Accusés de subversion, les évêques catholiques ripostent et dénoncent un possible deal Kinshasa-Kigali pour la balkanisation de la RDC

‎Le secrétaire général de la Conférence épiscopale nationale du Congo (CENCO), Monseigneur Donatien Nshole, a vivement rejeté les accusations de "subversion" portées contre les prélats catholiques par l'Union sacrée de la nation, après que ceux-ci ont pris position contre le changement de la Constitution en pleine guerre. Il s'est exprimé lors d'un Space sur X organisé par le journaliste Stanys Bujakira.

Accusés de subversion, les évêques catholiques ripostent et dénoncent un possible deal Kinshasa-Kigali pour la balkanisation de la RDC
Monseigneur Donatien Nshole, secrétaire général de la CENCO

Pour Monseigneur Donatien Nshole, ces accusations ne sont qu'une manœuvre de diversion de la part des acteurs politiques de la majorité présidentielle, qui devraient pourtant, selon lui, se consacrer à la défense des intérêts de la population.

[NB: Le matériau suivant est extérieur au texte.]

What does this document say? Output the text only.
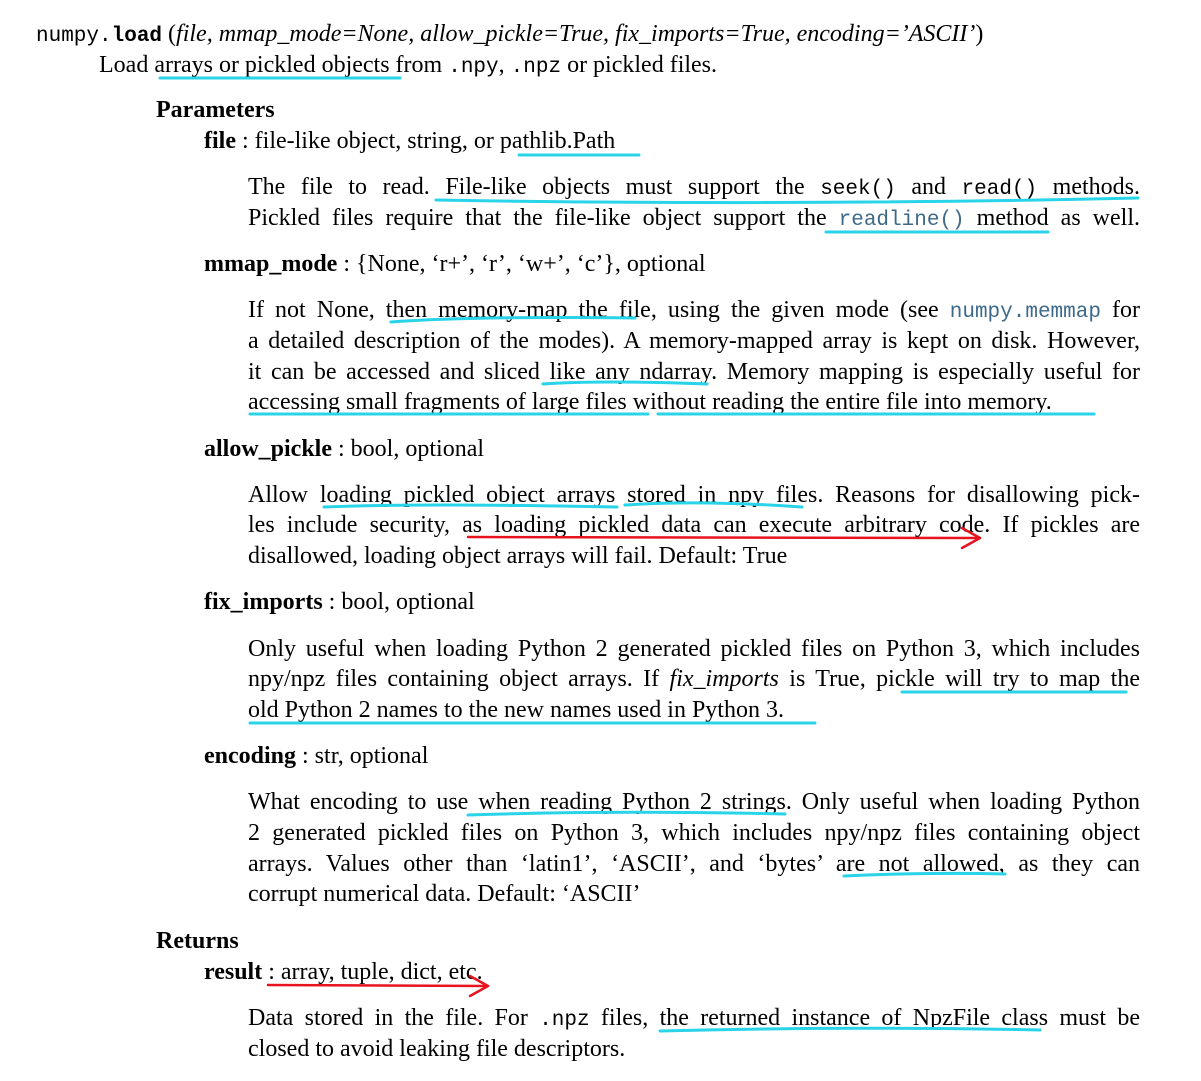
numpy.load (file, mmap_mode=None, allow_pickle=True, fix_imports=True, encoding=’ASCII’)
Load arrays or pickled objects from .npy, .npz or pickled files.
Parameters
file : file-like object, string, or pathlib.Path
The file to read. File-like objects must support the seek() and read() methods.
Pickled files require that the file-like object support the readline() method as well.
mmap_mode : {None, ‘r+’, ‘r’, ‘w+’, ‘c’}, optional
If not None, then memory-map the file, using the given mode (see numpy.memmap for
a detailed description of the modes). A memory-mapped array is kept on disk. However,
it can be accessed and sliced like any ndarray. Memory mapping is especially useful for
accessing small fragments of large files without reading the entire file into memory.
allow_pickle : bool, optional
Allow loading pickled object arrays stored in npy files. Reasons for disallowing pick-
les include security, as loading pickled data can execute arbitrary code. If pickles are
disallowed, loading object arrays will fail. Default: True
fix_imports : bool, optional
Only useful when loading Python 2 generated pickled files on Python 3, which includes
npy/npz files containing object arrays. If fix_imports is True, pickle will try to map the
old Python 2 names to the new names used in Python 3.
encoding : str, optional
What encoding to use when reading Python 2 strings. Only useful when loading Python
2 generated pickled files on Python 3, which includes npy/npz files containing object
arrays. Values other than ‘latin1’, ‘ASCII’, and ‘bytes’ are not allowed, as they can
corrupt numerical data. Default: ‘ASCII’
Returns
result : array, tuple, dict, etc.
Data stored in the file. For .npz files, the returned instance of NpzFile class must be
closed to avoid leaking file descriptors.
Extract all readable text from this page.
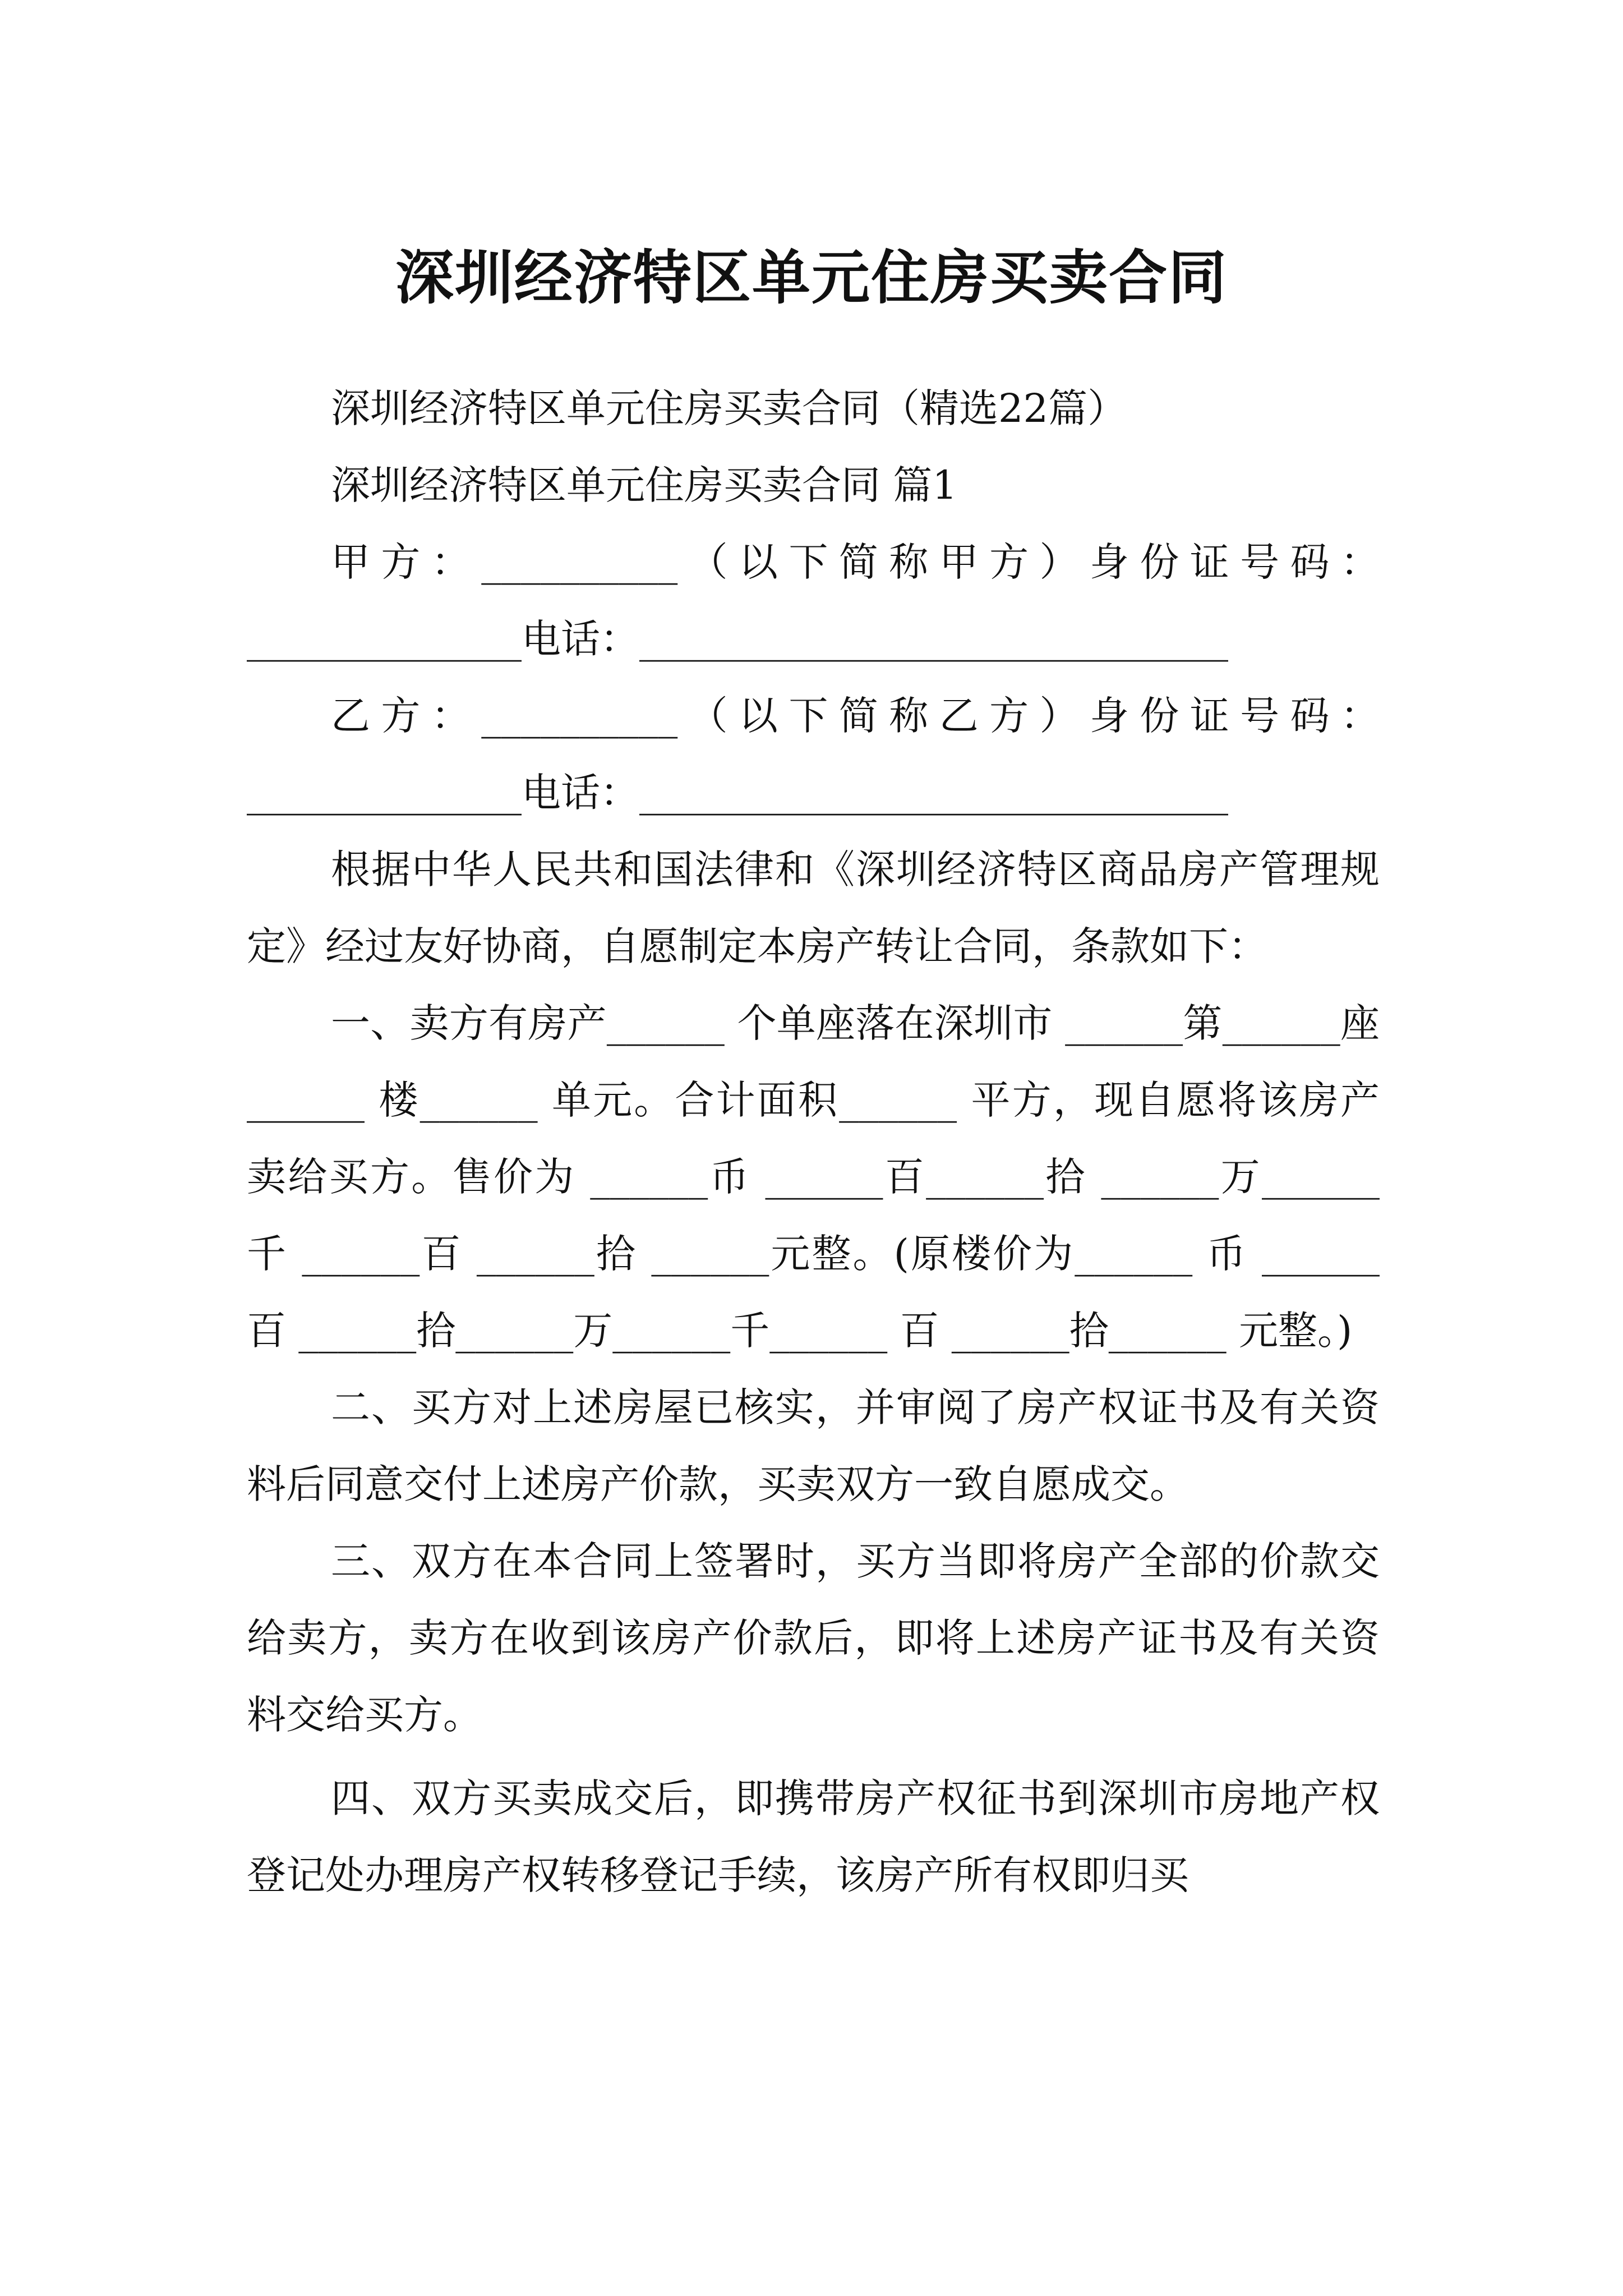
深圳经济特区单元住房买卖合同

深圳经济特区单元住房买卖合同（精选22篇）

深圳经济特区单元住房买卖合同 篇1

甲方：__________（以下简称甲方）身份证号码：______________电话：______________________________

乙方：__________（以下简称乙方）身份证号码：______________电话：______________________________

根据中华人民共和国法律和《深圳经济特区商品房产管理规定》经过友好协商，自愿制定本房产转让合同，条款如下：

一、卖方有房产______ 个单座落在深圳市 ______第______座______ 楼______ 单元。合计面积______ 平方，现自愿将该房产卖给买方。售价为 ______币 ______百______拾 ______万______ 千 ______百 ______拾 ______元整。(原楼价为______ 币 ______百 ______拾______万______千______ 百 ______拾______ 元整。)

二、买方对上述房屋已核实，并审阅了房产权证书及有关资料后同意交付上述房产价款，买卖双方一致自愿成交。

三、双方在本合同上签署时，买方当即将房产全部的价款交给卖方，卖方在收到该房产价款后，即将上述房产证书及有关资料交给买方。

四、双方买卖成交后，即携带房产权征书到深圳市房地产权登记处办理房产权转移登记手续，该房产所有权即归买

‎"Je commencerai d'abord par dire le sentiment de pitié qui m'a habité en lisant cette déclaration, de ceux qui sont censés s'occuper de la population, en ce jour où on vient de certifier plus de mille cas de morts d'Ebola et en ce temps où la situation sécuritaire est ce qu'elle est. Donc pour eux ce n'est pas leur problème", a-t-il déclaré.

‎Le secrétaire général de la CENCO a tenu à rassurer que tous les évêques présents à l'assemblée plénière extraordinaire ont exprimé leur opposition unanime à toute réforme constitutionnelle en cette période où une partie du territoire national est occupée par les forces ennemies.

‎"Je vous rassure que tous les évêques qui étaient là étaient unanimes. Accuser la CENCO de subversion, pour moi c'est une diversion. Ce sont les mêmes personnes qui ont applaudi la même attitude, les mêmes mots, les mêmes phrases, quand il était question du président Kabila. C'est plutôt leur inconstance, là où la CENCO est restée constante", a-t-il souligné.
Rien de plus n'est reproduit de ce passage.